[Mr.
Wani had become a prominent face of separatist sentiment in the Kashmir valley,
an area at the center of an independence movement that has waned since its peak
in the 1990s, at the height of an insurgency, but that has never completely
disappeared.]
By Hari Kumar and Nida Najar
The
death toll from two days of violence rose to at least 19 on Sunday, according
to a police official in Srinagar , the state’s summer capital, who requested anonymity because he
was not authorized to speak with reporters.
In
addition to the protesters who were killed, a policeman died when protesters
pushed the vehicle he had been driving into the Jhelum River , the police said in a statement on Sunday.
The
demonstrations began Saturday after security forces killed Burhan Muzaffar Wani,
a young commander for the Hizbul Mujahedeen, a Kashmiri rebel group.
Mr.
Wani had become a prominent face of separatist sentiment in the Kashmir valley, an area at the center of an
independence movement that has waned since its peak in the 1990s, at the height
of an insurgency, but that has never completely disappeared.
Both
India and Pakistan claim the disputed territory of Kashmir .
Security
forces have been accused of human rights abuses while struggling to contain the
insurgency and its aftermath.
The
police statement said protesters throughout the valley had attacked police
stations, police cars, a fire truck and a railway station, setting fire to
security vehicles and government property. The statement also said individuals
the police suspect to be militants either lobbed grenades or fired at security
officers in three areas of the valley.
Curfew
continued in the entire valley of Kashmir on Sunday; mobile internet and train
services were suspended.
Hospitals
in Kashmir received more than 400 injured, said Dr. Adil
Ashraf of the Shri
Maharaja Hari Singh Hospital in Srinagar . He said his hospital alone had received
more than 130 wounded people in the past two days, most with pellet and bullet
injuries.
Dr.
Ashraf, whose hospital receives information about casualties from all
government hospitals in the valley, said 22 people had died in the violence in
the past two days.
The
Jammu and
Kashmir
Coalition for Civil Society said in a statement on Sunday that police and
security forces had “assaulted the patients and attendants inside the hospitals
and ambulances.”
Mr.
Wani had become prominent in the valley in part because he was the rare example
of a local rebel who had attached his face to his cause. He was active on
social media, garnering a following as he posted photographs of himself and his
associates in battle fatigues, often carrying arms.
“He
was not personally associated with violence so much, but was associated with
leadership,” said Syed Ata Hasnain, a retired Indian Army general who spent
more than two decades serving in Kashmir .

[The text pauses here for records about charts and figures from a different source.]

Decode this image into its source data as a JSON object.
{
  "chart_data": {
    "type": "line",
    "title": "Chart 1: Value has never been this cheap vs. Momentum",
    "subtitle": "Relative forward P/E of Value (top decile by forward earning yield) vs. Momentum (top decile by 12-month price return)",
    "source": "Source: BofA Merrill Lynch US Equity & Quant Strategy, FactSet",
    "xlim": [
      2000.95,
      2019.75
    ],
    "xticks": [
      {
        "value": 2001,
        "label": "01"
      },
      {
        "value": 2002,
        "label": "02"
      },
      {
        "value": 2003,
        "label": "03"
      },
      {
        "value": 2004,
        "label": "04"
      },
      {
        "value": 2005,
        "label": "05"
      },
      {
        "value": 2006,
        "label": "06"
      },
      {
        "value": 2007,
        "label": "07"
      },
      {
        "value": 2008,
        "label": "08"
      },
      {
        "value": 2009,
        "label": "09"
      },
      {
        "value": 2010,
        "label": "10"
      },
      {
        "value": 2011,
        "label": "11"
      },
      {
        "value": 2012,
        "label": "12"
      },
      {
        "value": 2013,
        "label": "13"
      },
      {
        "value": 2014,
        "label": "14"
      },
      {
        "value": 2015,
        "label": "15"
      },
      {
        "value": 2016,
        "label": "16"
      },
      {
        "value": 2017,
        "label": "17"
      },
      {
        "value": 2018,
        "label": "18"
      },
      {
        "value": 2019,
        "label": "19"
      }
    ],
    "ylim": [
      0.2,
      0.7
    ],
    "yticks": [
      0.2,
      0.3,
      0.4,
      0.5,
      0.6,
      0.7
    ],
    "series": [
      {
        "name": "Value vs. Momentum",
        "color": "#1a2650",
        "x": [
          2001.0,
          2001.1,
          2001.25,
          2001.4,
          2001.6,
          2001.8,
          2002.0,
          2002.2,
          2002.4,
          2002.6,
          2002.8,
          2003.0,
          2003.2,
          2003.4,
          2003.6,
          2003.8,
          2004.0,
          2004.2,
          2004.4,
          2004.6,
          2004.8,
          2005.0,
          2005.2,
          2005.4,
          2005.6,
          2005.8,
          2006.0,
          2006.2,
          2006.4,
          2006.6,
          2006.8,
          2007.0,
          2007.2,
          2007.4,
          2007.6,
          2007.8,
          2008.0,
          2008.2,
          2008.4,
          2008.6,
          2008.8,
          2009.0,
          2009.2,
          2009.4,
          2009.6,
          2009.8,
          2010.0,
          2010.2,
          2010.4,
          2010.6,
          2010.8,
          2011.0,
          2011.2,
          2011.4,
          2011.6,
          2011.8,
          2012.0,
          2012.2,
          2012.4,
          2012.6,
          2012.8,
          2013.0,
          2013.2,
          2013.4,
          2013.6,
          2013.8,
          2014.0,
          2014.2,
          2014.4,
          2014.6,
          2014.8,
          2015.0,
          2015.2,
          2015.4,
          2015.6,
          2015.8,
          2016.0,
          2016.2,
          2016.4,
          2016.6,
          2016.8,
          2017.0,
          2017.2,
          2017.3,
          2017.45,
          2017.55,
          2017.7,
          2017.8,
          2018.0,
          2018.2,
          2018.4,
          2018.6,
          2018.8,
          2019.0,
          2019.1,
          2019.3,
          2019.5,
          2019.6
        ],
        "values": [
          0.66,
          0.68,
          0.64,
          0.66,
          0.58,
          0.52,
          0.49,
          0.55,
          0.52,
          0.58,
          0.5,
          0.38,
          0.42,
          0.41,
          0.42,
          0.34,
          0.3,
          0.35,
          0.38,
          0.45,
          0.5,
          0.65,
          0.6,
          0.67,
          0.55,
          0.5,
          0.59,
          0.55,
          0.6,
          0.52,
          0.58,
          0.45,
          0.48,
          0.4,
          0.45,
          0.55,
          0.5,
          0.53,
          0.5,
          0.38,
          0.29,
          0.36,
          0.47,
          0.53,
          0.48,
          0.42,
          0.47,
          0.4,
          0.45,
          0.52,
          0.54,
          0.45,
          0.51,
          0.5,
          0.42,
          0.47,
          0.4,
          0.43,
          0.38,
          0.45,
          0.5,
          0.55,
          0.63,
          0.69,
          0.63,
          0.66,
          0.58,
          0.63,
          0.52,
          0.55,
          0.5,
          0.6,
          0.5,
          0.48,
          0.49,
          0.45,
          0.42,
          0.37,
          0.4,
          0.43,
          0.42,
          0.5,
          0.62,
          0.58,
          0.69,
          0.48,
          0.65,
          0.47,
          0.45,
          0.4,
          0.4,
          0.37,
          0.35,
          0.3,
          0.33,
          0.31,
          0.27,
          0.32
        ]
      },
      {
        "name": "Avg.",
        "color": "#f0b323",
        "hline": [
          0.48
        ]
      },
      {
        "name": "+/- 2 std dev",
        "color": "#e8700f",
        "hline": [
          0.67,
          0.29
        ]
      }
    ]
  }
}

He said Mr. Wani had “conveyed the message of azadi,” or freedom, a word that
has been a battle cry in Kashmir for decades.
But
the scale of the outpouring of anger at the security establishment that Kashmir witnessed over the weekend could not be
explained by Mr. Wani’s appeal alone, some analysts said.
Gull
Mohammad Wani, a professor of political science at the University of Kashmir , said the outpouring of anger could be
blamed on the lack of outreach from the government to the freedom-seeking
elements in the valley, a reticence that he said had been exacerbated by the
government led by Prime Minister Narendra Modi.
Mr.
Wani lamented that violence in Kashmir had become “the only means of communicating
with Delhi or the rest of the world.”
“A
political response from the government is missing,” said Mohammed Yousuf
Tarigami, a lawmaker in Kashmir for the past two decades.